I was jolted out of that life by some unexpected events (isn't that always how it goes) and I thought to myself that there must be something to the life I had always rebelled against. So I got a job that had insurance and a retirement plan and I started dating a friend who was actually a good guy and by the 1 month mark was making plans for us to spend the weekend with his family. The relationship ended pretty quickly, it was too much too fast. I felt horrible that I had dragged a friend into that experiment especially since I knew better. For goodness sake he was actually still holding out hope that I would get past that "being an atheist thing." Eventually I settled on the idea of having my lady bits tended to but not really getting more involved. Those problems would take a back seat to other aspects of my life. That didn't last long though because I happened to find someone just as (if not more) damaged than I was. Circumstances threw us together and then we were dating and what followed is still confusing. I was going to be a different type of partner. In the past I would bolt at the slightest eye roll. Of course I went to the other extreme and just let myself put up with all sorts of crap, I also told myself not to believe the worst in people so despite my bullshit meter going off every other day I told myself to trust and believe what I was told. On the job front I have quickly realized that despite the insurance and "grown-up" up status it gives me I am on the perfect path to shooting myself in the head one day.

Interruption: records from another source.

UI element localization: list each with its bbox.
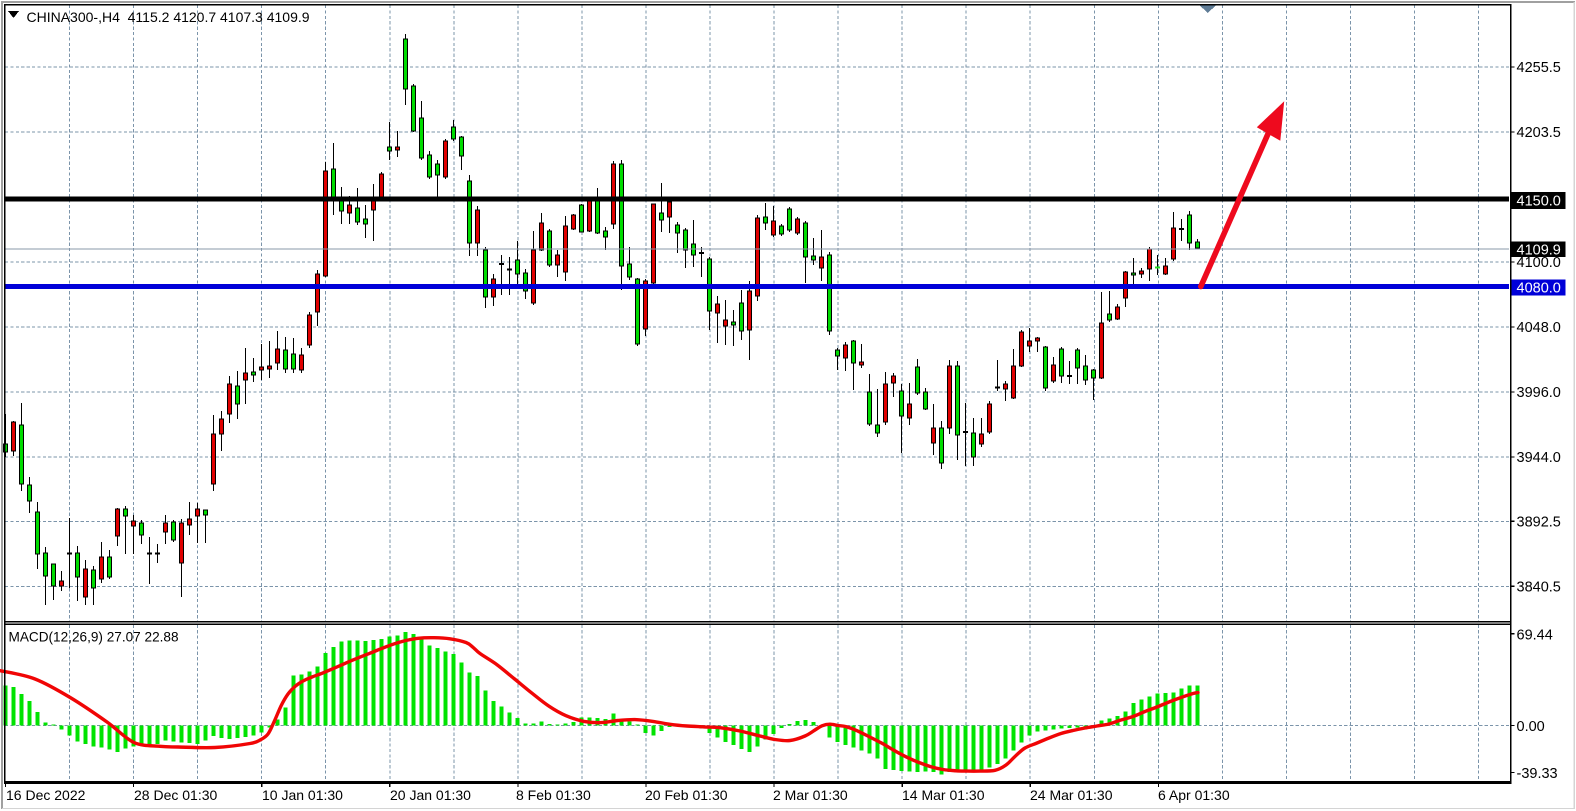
svg-text:28 Dec 01:30: 28 Dec 01:30 [134,787,217,803]
svg-text:20 Feb 01:30: 20 Feb 01:30 [645,787,728,803]
svg-text:4080.0: 4080.0 [1517,280,1561,296]
svg-text:20 Jan 01:30: 20 Jan 01:30 [390,787,471,803]
svg-text:-39.33: -39.33 [1517,766,1558,782]
svg-text:14 Mar 01:30: 14 Mar 01:30 [902,787,985,803]
svg-text:4048.0: 4048.0 [1517,320,1561,336]
svg-text:4255.5: 4255.5 [1517,60,1561,76]
svg-text:6 Apr 01:30: 6 Apr 01:30 [1158,787,1230,803]
svg-text:3840.5: 3840.5 [1517,579,1561,595]
svg-text:CHINA300-,H4 4115.2 4120.7 41: CHINA300-,H4 4115.2 4120.7 4107.3 4109.9 [27,9,310,25]
svg-text:10 Jan 01:30: 10 Jan 01:30 [262,787,343,803]
svg-text:16 Dec 2022: 16 Dec 2022 [6,787,86,803]
svg-text:MACD(12,26,9) 27.07 22.88: MACD(12,26,9) 27.07 22.88 [9,630,179,645]
svg-text:2 Mar 01:30: 2 Mar 01:30 [773,787,848,803]
svg-text:0.00: 0.00 [1517,719,1545,735]
svg-text:69.44: 69.44 [1517,627,1553,643]
svg-text:3892.5: 3892.5 [1517,514,1561,530]
svg-text:4203.5: 4203.5 [1517,125,1561,141]
svg-text:3996.0: 3996.0 [1517,385,1561,401]
svg-text:24 Mar 01:30: 24 Mar 01:30 [1030,787,1113,803]
svg-text:4109.9: 4109.9 [1517,242,1561,258]
svg-text:8 Feb 01:30: 8 Feb 01:30 [516,787,591,803]
svg-text:4150.0: 4150.0 [1517,193,1561,209]
svg-text:4100.0: 4100.0 [1517,255,1561,271]
svg-text:3944.0: 3944.0 [1517,450,1561,466]
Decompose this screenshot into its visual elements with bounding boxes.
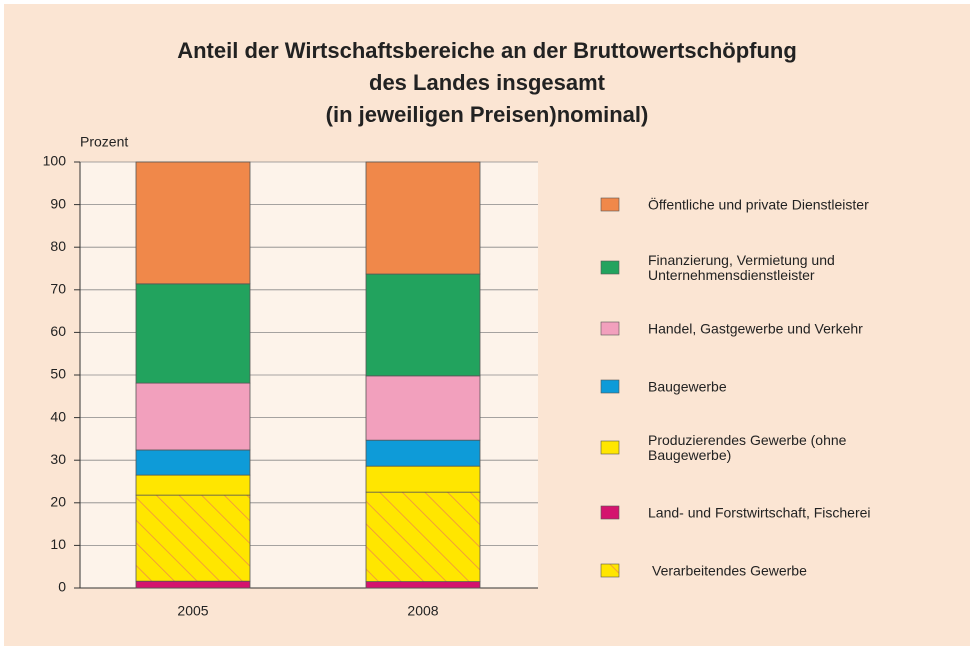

So what to do? I'm bitching about everything aren't I? I know that this is my bed and I have made a great mess of it all by my self. This brings us back to the title question...I've tried on all these ways of being but I haven't tried just letting go and being true. The boy mentioned last was a bit of a catalyst, I decided I should be honest and even though I pussed out of really letting him know how I felt I still feel like it was a good thing. Especially if we ever hope to be friends one day, which would be great actually. The school thing is the shining light, I do know what I want out of that and I got myself on the road. The current snag is the job, I need something else. I am well aware that in this climate I should just be glad I have a job but I can't help wanting more. I guess what I am learning to do is combine my drive and passion from my younger years with the discipline and rational of the last couple years. So this me trying to be who I am, not who I think I should be. Which is great because life has just given me another curve ball. I don't know how it is going to handled but I hope I can do it in the most honest way I can.